The content in the trailer does something very important: It shows me footage of the prequel that I was never given. You see, it took a little bit of retrospective realization that the biggest mistake of Lucas' prequel trilogy was that it didn't work as the first three episodes in a six-episode saga. Episodes I - III give away all the big secrets of Episodes IV - VI.
If Lucas had been more clever, he might have invented all new characters who represent good people of the Old Republic and are told to turn to the Jedi for help. Eventually, Obi-Wan Kenobi and Anakin Skywalker get involved as mystical supporting characters but never divulge details about how their powers work. Eventually, it is implied that Anakin Skywalker has been killed, the Empire rises and a scary Sith Lord named Darth Vader is leading massacres of the Jedi -and any people who will not bow to the new Emperor. We never see what Yoda looks like; the Emperor is barely shown; there certainly isn't a cartoonish unfunny character intended as comic relief for infants; but above all, the films atmosphere of costumes and technology appropriately lead up to the limited production style of the original.
Rogue One looks to be the closest thing to such a vision coming true. Its detachment from the Skywalker family and its invention of all-new characters who exist in a time that appears as if it could lead up to only the minutes before the first grand shot of the first Star Wars movie.

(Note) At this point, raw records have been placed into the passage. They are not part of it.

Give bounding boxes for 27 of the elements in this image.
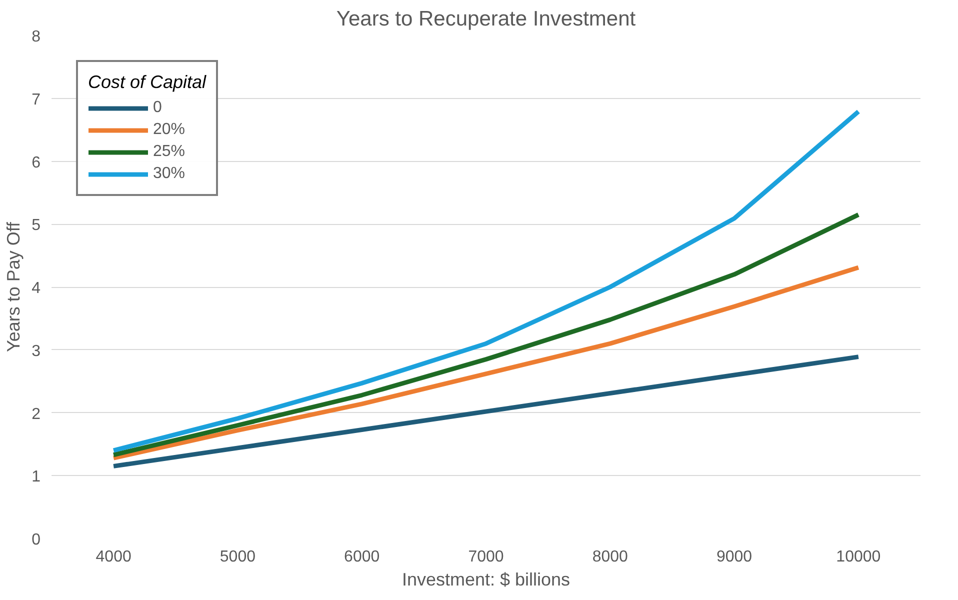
chart-title: Years to Recuperate Investment xyxy=(336,8,636,30)
y-axis-title: Years to Pay Off xyxy=(4,220,24,352)
x-tick-label: 9000 xyxy=(716,548,752,566)
y-tick-label: 0 xyxy=(32,532,41,548)
line-series xyxy=(111,265,861,460)
x-tick-label: 10000 xyxy=(836,548,881,566)
x-tick-label: 5000 xyxy=(220,548,256,566)
x-tick-label: 6000 xyxy=(344,548,380,566)
legend-label: 30% xyxy=(153,165,186,183)
y-tick-label: 1 xyxy=(32,468,41,486)
y-tick-label: 7 xyxy=(32,91,41,108)
legend-title: Cost of Capital xyxy=(88,72,206,93)
y-tick-label: 3 xyxy=(32,342,41,360)
line-series xyxy=(111,354,861,468)
legend-label: 20% xyxy=(153,121,186,139)
y-tick-label: 5 xyxy=(32,217,41,234)
y-tick-label: 4 xyxy=(32,280,41,297)
x-tick-label: 7000 xyxy=(468,548,504,566)
legend-label: 25% xyxy=(153,143,186,161)
y-tick-label: 8 xyxy=(32,28,41,46)
y-tick-label: 2 xyxy=(32,406,41,423)
x-tick-label: 8000 xyxy=(592,548,628,566)
x-tick-label: 4000 xyxy=(96,548,132,566)
legend-label: 0 xyxy=(153,99,163,117)
x-axis-title: Investment: $ billions xyxy=(402,570,570,590)
y-tick-label: 6 xyxy=(32,154,41,172)
line-series xyxy=(111,212,861,458)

If there was anything that I appreciated about the 1997 Special Editions of the original Trilogy, it was the use of modern tools to recreate the film's spaceships and show them doing a little bit more. I could delve further into my opinion of those re-issues and the concept of digitally doctoring classic movies in general, but I'll save it for another entry. I'll just say that thanks to this trailer I've seen a dozen Star Destroyers surrounding the Death Star as it receives its finishing touches and I'm very stoked.

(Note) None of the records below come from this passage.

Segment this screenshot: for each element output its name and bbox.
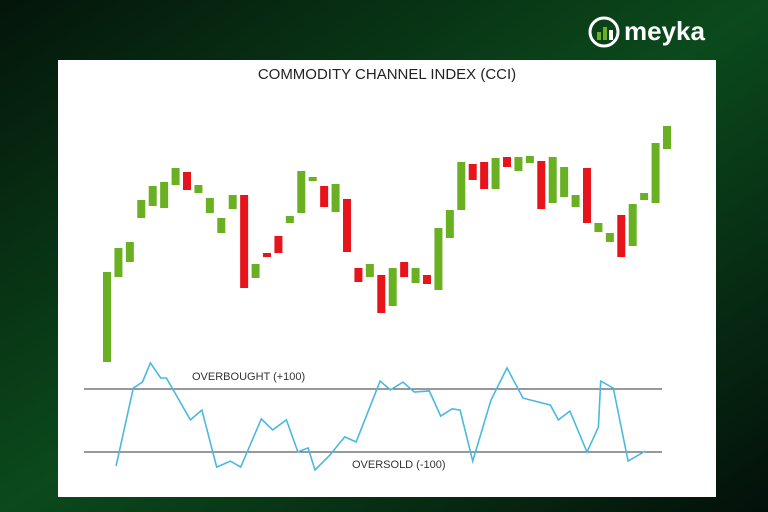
candle (457, 162, 466, 210)
candle (308, 177, 317, 181)
candle (320, 186, 329, 207)
candle (651, 143, 660, 203)
candle (343, 199, 351, 252)
candle (331, 184, 340, 212)
chart-title: COMMODITY CHANNEL INDEX (CCI) (258, 66, 516, 83)
candle (434, 228, 443, 290)
candle (628, 204, 637, 246)
candle (503, 157, 511, 167)
candle (400, 262, 409, 277)
candle (480, 162, 489, 189)
candle (537, 161, 546, 209)
candle (160, 182, 169, 208)
candle (148, 186, 157, 206)
panel (58, 60, 716, 497)
candle (388, 268, 397, 306)
candle (137, 200, 146, 218)
candle (263, 253, 271, 257)
candle (468, 164, 477, 180)
candle (617, 215, 626, 257)
reference-label: OVERBOUGHT (+100) (192, 371, 305, 383)
candle (365, 264, 374, 277)
candle (605, 233, 614, 242)
candle (640, 193, 649, 200)
candle (274, 236, 283, 253)
candle (228, 195, 237, 209)
candle (205, 198, 214, 213)
candle (240, 195, 249, 288)
candle (423, 275, 431, 284)
candle (491, 158, 500, 189)
candle (411, 268, 420, 283)
reference-label: OVERSOLD (-100) (352, 459, 446, 471)
candle (114, 248, 123, 277)
candle (445, 210, 454, 238)
logo-icon (588, 16, 620, 48)
candle (663, 126, 671, 149)
candle (560, 167, 569, 197)
candle (251, 264, 260, 278)
candle (183, 172, 191, 190)
candle (525, 156, 534, 163)
cci-line (115, 361, 646, 472)
candle (354, 268, 363, 282)
brand: meyka (624, 16, 705, 46)
candle (217, 218, 226, 233)
candle (594, 223, 603, 232)
candle (103, 272, 111, 362)
candle (548, 157, 557, 203)
candle (285, 216, 294, 223)
candle (171, 168, 180, 185)
candle (377, 275, 386, 313)
candle (194, 185, 203, 193)
candle (514, 157, 523, 171)
candle (583, 168, 591, 223)
candle (297, 171, 306, 213)
candle (571, 195, 580, 207)
candle (125, 242, 134, 262)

Edwards and his co-writers (which interestingly includes ILM digital pioneer John Knoll) are likely to make a self-serious movie lacking the light-hearted element that made The Force Awakens work for me, but it's still more than likely be more effective at doom-and-gloom melodrama, digital cinematography, and special effects than Lucas' attempt at doing the same with Revenge of the Sith.
I have yet to see Felicity Jones as anything more than a one-note actress with a pretty face, but this movie may not require a lot of emotional range from her character. Forest Whitaker looks over-the-top, Mexican actor Diego Luna looks a lot like Biggs Darklighter but doesn't speak in the trailer, Genevieve O'Reilly gets a second chance to shine as Mon Mothma (and not wind up on the cutting room floor of an inept prequel) and the briefly-seen Ben Mendelsohn is sure to be excellent.
Alexandre Desplat is among the best composers working today and demonstrates more versatility than any I can think of. I am very exited to hear what unique touch he has on the film's atmosphere.
I'm hoping that Disney/Lucasfilm choose to stylistically liberate themselves from the other Star Wars films in the "Star Wars Story" series. They could exercise the right to utilize the normally scarce cinematic techniques of the existing seven movies (Slow-motion, flashbacks, etc). I'd also be very happy if they don't use the Star Wars Theme and opening crawl at the beginning of any of them, reserving Williams' most famous piece for where it counts.
I'm running out of metaphors for how Lucas wronged his own creation, so I won't use any. The beauty in what's happening now is that even when a subpar filmmaker is given a Star Wars project, if they really love Star Wars then I guarantee you that they love it more than George Lucas does and it may inspire their best work.